McConnell gets to minimize the GOP fingerprint on a debt limit increase, which Republicans are hoping to weaponize in the 2022 election, as the process would force Democrats to raise it to a dollar amount, rather than suspend it to a particular date.

And Democrats were able to avoid using the budget reconciliation process to do it on a purely partisan basis, which they said would be arduous. Instead, they can now argue the GOP assisted with the process.

The 10 Republican senators who joined Democrats in Thursday's vote were: John Barrasso, of Wyoming; Roy Blunt, of Missouri; Shelley Moore Capito, of West Virginia; Susan Collins, of Maine; Lisa Murkowski, of Alaska; Rob Portman, of Ohio; Mitt Romney, of Utah; John Thune, of South Dakota; Thom Tillis, of North Carolina; and McConnell.
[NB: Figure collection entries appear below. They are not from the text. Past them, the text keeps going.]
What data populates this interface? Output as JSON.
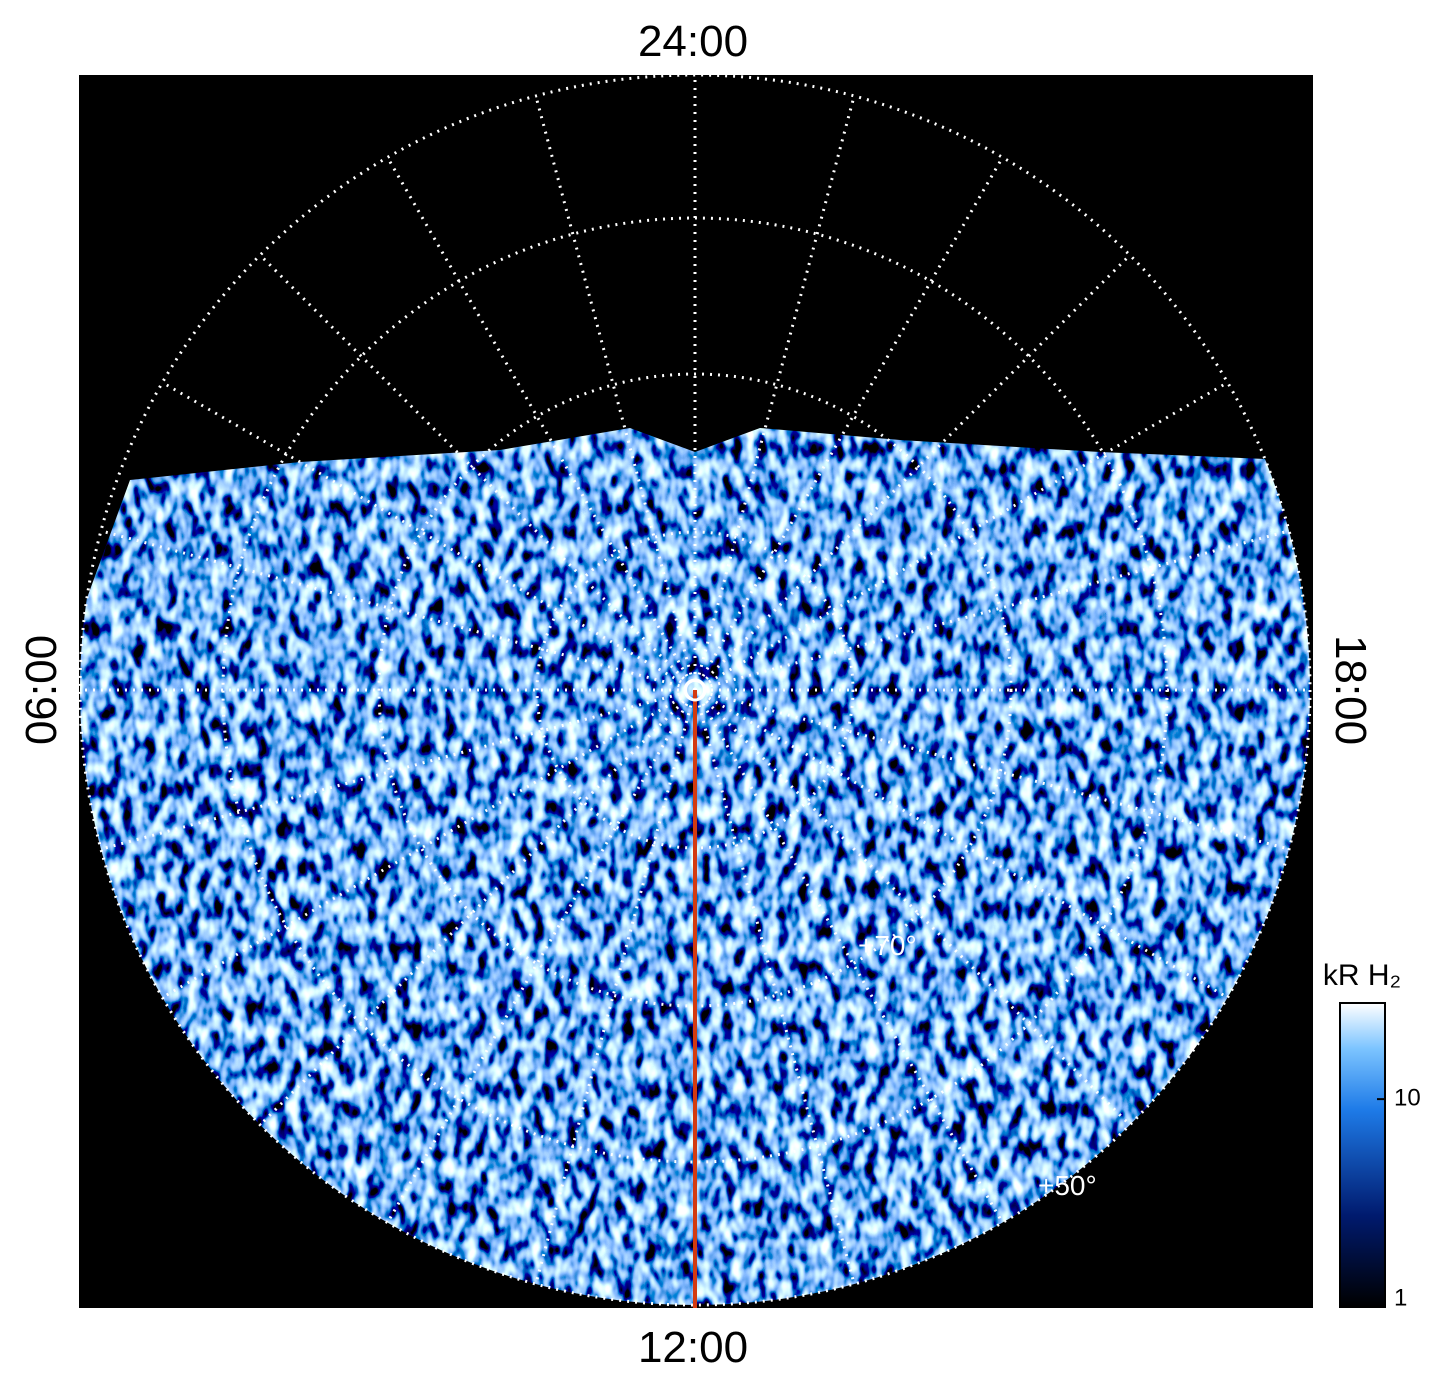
{
  "local_time_labels": {
    "top": "24:00",
    "bottom": "12:00",
    "left": "06:00",
    "right": "18:00"
  },
  "latitude_labels": [
    "+70°",
    "+50°"
  ],
  "colorbar": {
    "label": "kR H₂",
    "scale": "log",
    "lim": [
      1,
      29
    ],
    "ticks": [
      1,
      10
    ]
  }
}
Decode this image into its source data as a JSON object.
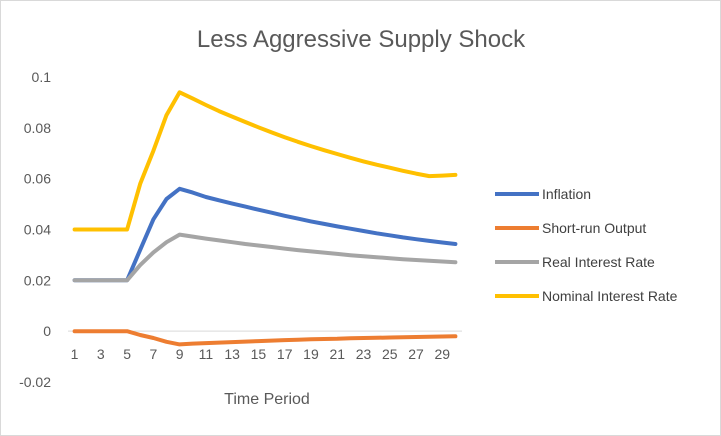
{
  "chart_data": {
    "type": "line",
    "title": "Less Aggressive Supply Shock",
    "xlabel": "Time Period",
    "ylabel": "",
    "x": [
      1,
      2,
      3,
      4,
      5,
      6,
      7,
      8,
      9,
      10,
      11,
      12,
      13,
      14,
      15,
      16,
      17,
      18,
      19,
      20,
      21,
      22,
      23,
      24,
      25,
      26,
      27,
      28,
      29,
      30
    ],
    "x_tick_labels": [
      "1",
      "3",
      "5",
      "7",
      "9",
      "11",
      "13",
      "15",
      "17",
      "19",
      "21",
      "23",
      "25",
      "27",
      "29"
    ],
    "ylim": [
      -0.02,
      0.1
    ],
    "y_ticks": [
      -0.02,
      0,
      0.02,
      0.04,
      0.06,
      0.08,
      0.1
    ],
    "y_tick_labels": [
      "-0.02",
      "0",
      "0.02",
      "0.04",
      "0.06",
      "0.08",
      "0.1"
    ],
    "grid": false,
    "legend_position": "right",
    "series": [
      {
        "name": "Inflation",
        "color": "#4472C4",
        "values": [
          0.02,
          0.02,
          0.02,
          0.02,
          0.02,
          0.032,
          0.044,
          0.052,
          0.056,
          0.0545,
          0.0528,
          0.0515,
          0.0502,
          0.049,
          0.0478,
          0.0466,
          0.0454,
          0.0443,
          0.0432,
          0.0422,
          0.0412,
          0.0403,
          0.0394,
          0.0385,
          0.0377,
          0.0369,
          0.0362,
          0.0355,
          0.0349,
          0.0343
        ]
      },
      {
        "name": "Short-run Output",
        "color": "#ED7D31",
        "values": [
          0,
          0,
          0,
          0,
          0,
          -0.0015,
          -0.0027,
          -0.0042,
          -0.0052,
          -0.0049,
          -0.0047,
          -0.0045,
          -0.0043,
          -0.0041,
          -0.0039,
          -0.0037,
          -0.0035,
          -0.0034,
          -0.0032,
          -0.0031,
          -0.003,
          -0.0028,
          -0.0027,
          -0.0026,
          -0.0025,
          -0.0024,
          -0.0023,
          -0.0022,
          -0.0021,
          -0.002
        ]
      },
      {
        "name": "Real Interest Rate",
        "color": "#A5A5A5",
        "values": [
          0.02,
          0.02,
          0.02,
          0.02,
          0.02,
          0.026,
          0.031,
          0.035,
          0.038,
          0.0372,
          0.0364,
          0.0357,
          0.035,
          0.0343,
          0.0337,
          0.0331,
          0.0325,
          0.0319,
          0.0314,
          0.0309,
          0.0304,
          0.0299,
          0.0295,
          0.0291,
          0.0287,
          0.0283,
          0.028,
          0.0277,
          0.0274,
          0.0271
        ]
      },
      {
        "name": "Nominal Interest Rate",
        "color": "#FFC000",
        "values": [
          0.04,
          0.04,
          0.04,
          0.04,
          0.04,
          0.058,
          0.071,
          0.085,
          0.094,
          0.0915,
          0.089,
          0.0866,
          0.0844,
          0.0823,
          0.0802,
          0.0782,
          0.0763,
          0.0745,
          0.0728,
          0.0712,
          0.0697,
          0.0682,
          0.0668,
          0.0655,
          0.0643,
          0.0631,
          0.062,
          0.061,
          0.0612,
          0.0615
        ]
      }
    ]
  }
}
Murkowski said the process is “not ideal” but “it's the right thing to do.”

“Because the last thing in the world this country needs is a default. And so we've set up a process to avoid default,” Murkowski told reporters.

Democrats are discussing a debt ceiling hike somewhere between $2 trillion and $3 trillion, with the goal of extending it through the 2022 midterms, two sources told NBC News.

The Treasury Department has set a Dec. 15 deadline to extend the country's borrowing authority, warning of catastrophic economic consequences if Congress fails to act in time.

A debt ceiling increase does not add to the national debt. It enables Congress to pay bills it has accrued and meet obligations for red ink created by both parties over decades.

Earlier on Thursday, the Senate voted 64-36 to break a filibuster and advance the bill, with 14 Republicans joining all Democrats.

Some Republicans were skeptical that the Schumer-McConnell deal could come back to haunt them.

Sen. Ted Cruz of Texas said that suspending the filibuster in this manner would create "disturbing precedent" as it "opens the door for Democrats to try to do that in the future" on progressive priorities.

Sen. Elizabeth Warren, D-Mass., said Democrats should create more exemptions on issues like voting rights legislation, although further exemptions would again require 60 votes to create in the same way.

"This is an exception to the filibuster. And the Republicans have just signed on. It's proof that it's possible to create exceptions to the filibuster and move forward when it's important," Warren said. "Do it once, let's do it twice."